Technology also crept into the conversation, not as a buzzword but as a practical shift. Virtual hearings, normalised during the pandemic, have reduced logistical delays. The future may see AI-assisted document review, digital evidence platforms and more streamlined procedures in complex construction, infrastructure, telecom and energy disputes. Arbitration, once seen as old-school and paper-heavy, may well become one of the most tech-integrated fields in commercial law.
By the end of the panel discussion, what lingered wasn’t just doctrinal clarity but a sense of urgency. Arbitration is no longer an “alternative” mechanism; it is central to India’s economic positioning. Foreign investors care less about how beautifully a statute is drafted and more about how predictably disputes are resolved. Enforcement, speed, neutrality, these are not abstract ideals; they are competitive advantages.
For the law students in attendance, the conversation landed differently. Arbitration is not just a chapter in the syllabus or a moot court theme. It is a field where litigation instincts meet international strategy, where policy intersects with practice and where India’s global ambitions are quietly tested.
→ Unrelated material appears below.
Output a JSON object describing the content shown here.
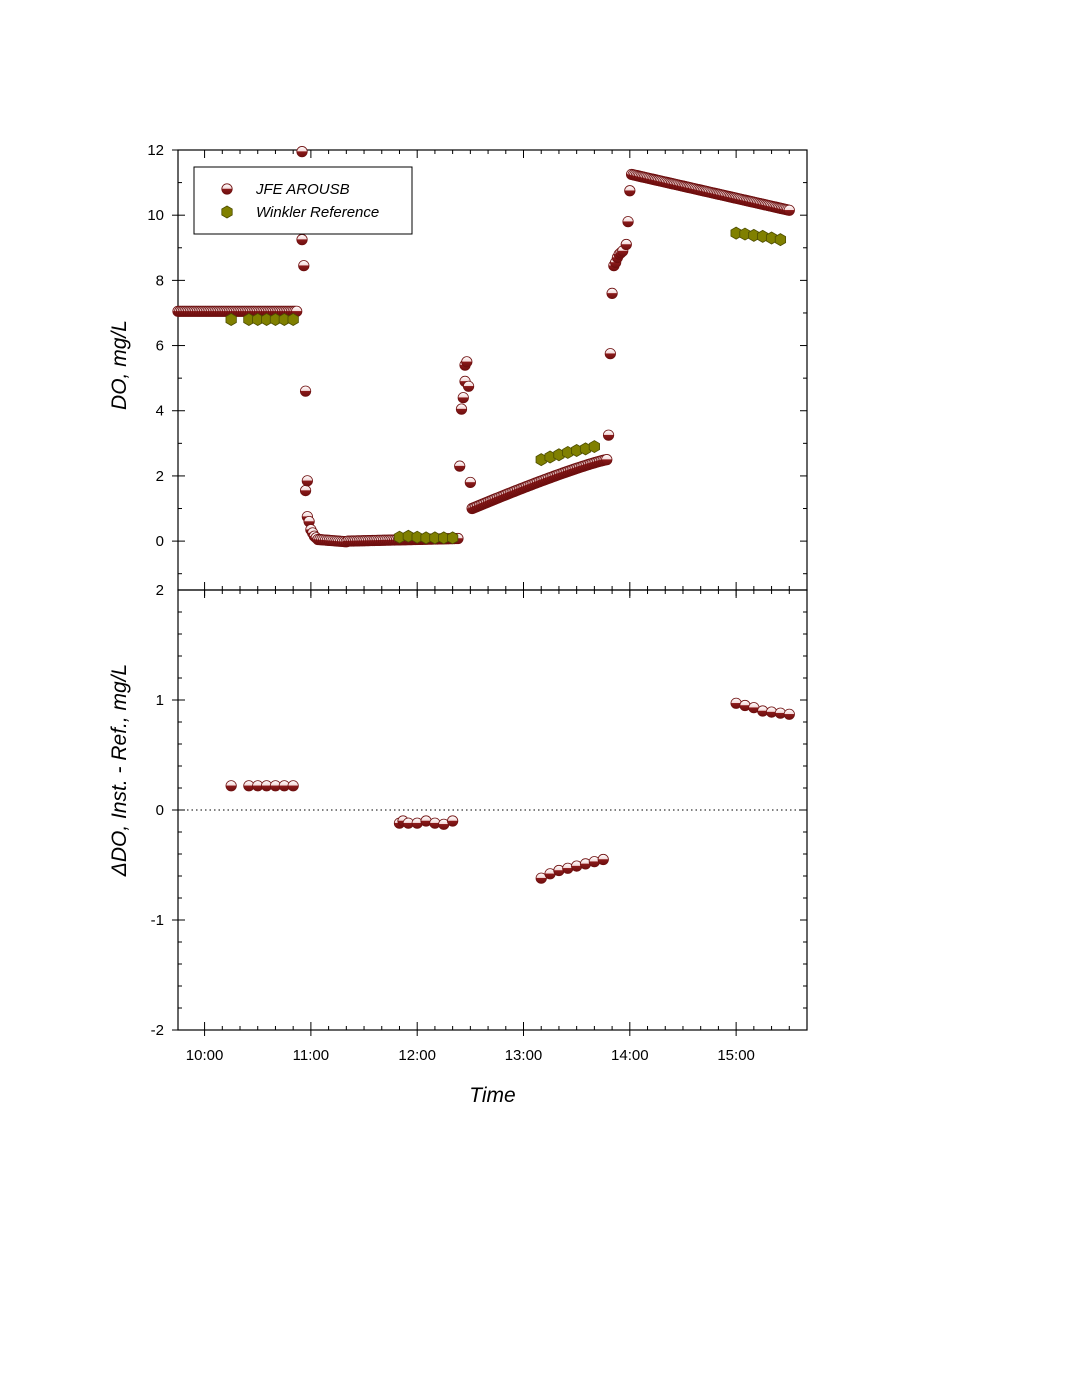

The future of arbitration will be shaped by young lawyers who decide whether to replicate procedural excesses or build something leaner and smarter.
If there was one takeaway from the day, it was this: arbitration in India stands at a turning point. The framework exists. The judiciary has signalled restraint. Institutions are emerging. What remains is alignment between law, practice and culture. And if that alignment happens, arbitration will not just resolve disputes, it will quietly power India’s next phase of growth.